Personally, I used to enjoy running a lot before. I used to do long-distances before the World Cup. But after the diagnosis, it’s been about short-bursts for me. These little shuttle runs, that are geared more towards helping me be on the cricket ground. Not so much about enjoying running.

Tell us a little bit about your diet routine over the last few years of your comeback from cancer.

After coming back from treatment, I went to France for a few months for oxygen training. There I learned a lot about diets, and how to cut down body weight and be in shape. So I just concentrated on eating good carbs and more of protein. Brown rice instead of normal rice. Instead of wheat roti, gluten-free atta.
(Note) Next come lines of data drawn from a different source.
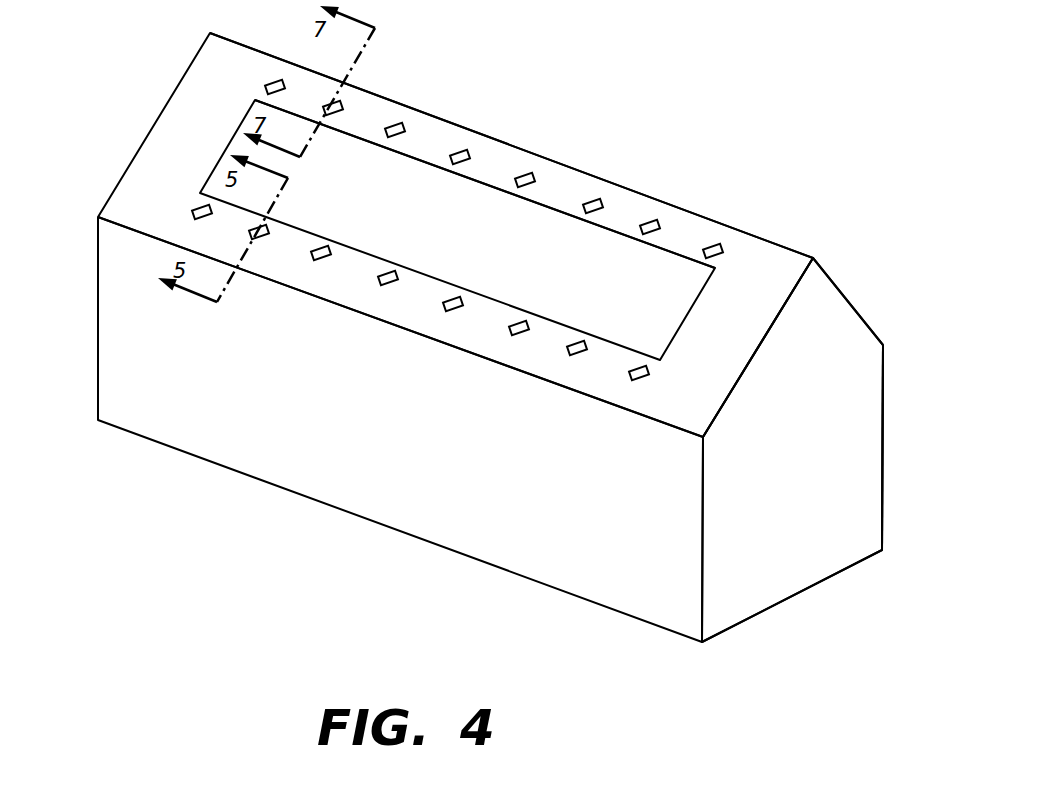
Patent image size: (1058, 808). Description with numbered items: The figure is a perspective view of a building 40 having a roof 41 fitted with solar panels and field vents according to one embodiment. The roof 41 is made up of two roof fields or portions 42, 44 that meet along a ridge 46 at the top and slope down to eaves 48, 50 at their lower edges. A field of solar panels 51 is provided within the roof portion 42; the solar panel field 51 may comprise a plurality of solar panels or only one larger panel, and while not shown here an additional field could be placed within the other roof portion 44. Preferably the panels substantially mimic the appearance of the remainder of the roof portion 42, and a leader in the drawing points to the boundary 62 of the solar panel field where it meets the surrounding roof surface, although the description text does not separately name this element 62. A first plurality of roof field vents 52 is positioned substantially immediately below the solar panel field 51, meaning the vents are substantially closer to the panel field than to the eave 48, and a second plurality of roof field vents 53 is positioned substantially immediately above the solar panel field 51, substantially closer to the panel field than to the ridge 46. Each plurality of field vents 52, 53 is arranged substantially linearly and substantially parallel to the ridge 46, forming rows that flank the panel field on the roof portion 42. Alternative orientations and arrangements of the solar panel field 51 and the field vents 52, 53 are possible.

The building 40 is at (128, 77).
The roof 41 is at (858, 249).
The roof portion 42 is at (678, 400).
The roof portion 44 is at (855, 305).
The ridge 46 is at (633, 190).
The eave 48 is at (602, 402).
The eave 50 is at (883, 346).
The solar panel field 51 is at (449, 227).
The roof field vents 52 is at (512, 334).
The roof field vents 53 is at (595, 200).
The recess wall 62 is at (670, 245).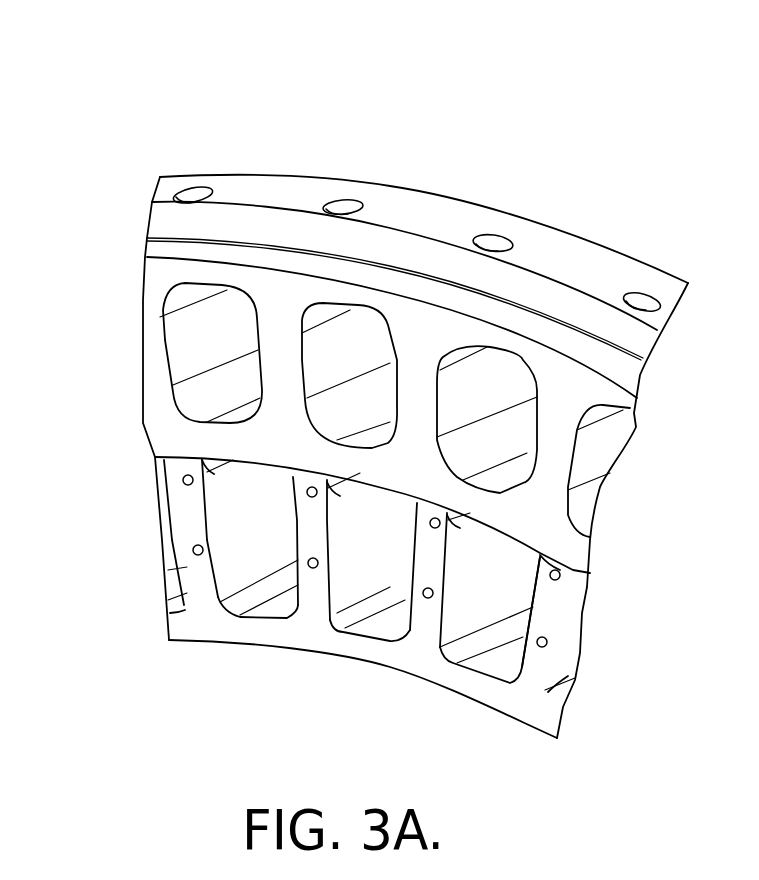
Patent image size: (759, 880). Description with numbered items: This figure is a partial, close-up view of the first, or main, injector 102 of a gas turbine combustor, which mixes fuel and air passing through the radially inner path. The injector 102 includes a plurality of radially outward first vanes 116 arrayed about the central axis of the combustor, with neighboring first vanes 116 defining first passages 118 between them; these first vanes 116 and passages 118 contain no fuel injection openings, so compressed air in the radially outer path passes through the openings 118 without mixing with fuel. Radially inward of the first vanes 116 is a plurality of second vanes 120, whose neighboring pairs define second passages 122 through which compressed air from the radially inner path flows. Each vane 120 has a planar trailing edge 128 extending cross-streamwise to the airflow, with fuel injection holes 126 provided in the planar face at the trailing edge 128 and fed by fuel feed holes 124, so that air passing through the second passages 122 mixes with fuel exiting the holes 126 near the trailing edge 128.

The first injector 102 is at (373, 396).
The first vanes 116 is at (417, 380).
The first passages 118 is at (195, 340).
The second vanes 120 is at (313, 543).
The second passages 122 is at (371, 576).
The fuel feed holes 124 is at (493, 243).
The fuel injection holes 126 is at (429, 600).
The planar trailing edge 128 is at (550, 610).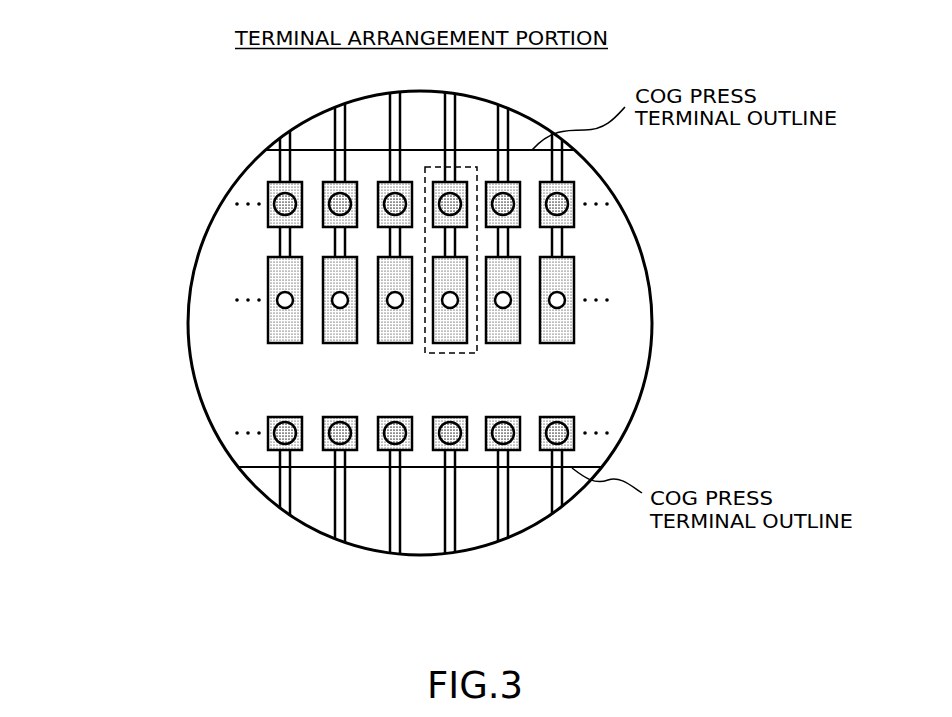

These are the kind of things which has helped me maintain a certain weight.

Well, as a Punjabi you must love your food, right? How difficult has it been to stick to this regime?

[Laughs] Yes we all love our food. But sometimes you have to sacrifice to get back to where you were. I still like to binge-eat here and there. Mostly I am on a good diet.

In terms of your game, how do you feel about your cricket right now? Where do you think your batting is at the moment?

I have been doing well in the Vijay Hazare tournament, scored some crucial runs. So, yes I am doing well at the moment. Just focusing on doing well with whatever cricket comes to me now.

Your fitness and running regimes, how does it fit into your regular domestic cricket calendar? Is it pre-dominantly off-season?

These regimes are mostly just off-season, because that’s when I can put in the extra hours. It’s very difficult to put in that time when the season starts. Of course, then it is about maintaining fitness by doing weights in the gym and very light running. But running is something that is always required.

Harbhajan Singh had spoken about his time away from international cricket a few months back, about a time when he felt there was little motivation to go back to domestic cricket. It took him some time to deal with the fact. Do you agree? How easy or difficult was it for you?

It was very hard, yes. Once you have played international cricket, for 13-14 years it is definitely hard to pick yourself back up for domestic cricket. But you need to realise quickly that playing domestic cricket and doing well over there is the only way to come back. Both Bhajji and I have focused on that this year and both are doing pretty well now. It’s all about enjoying the game.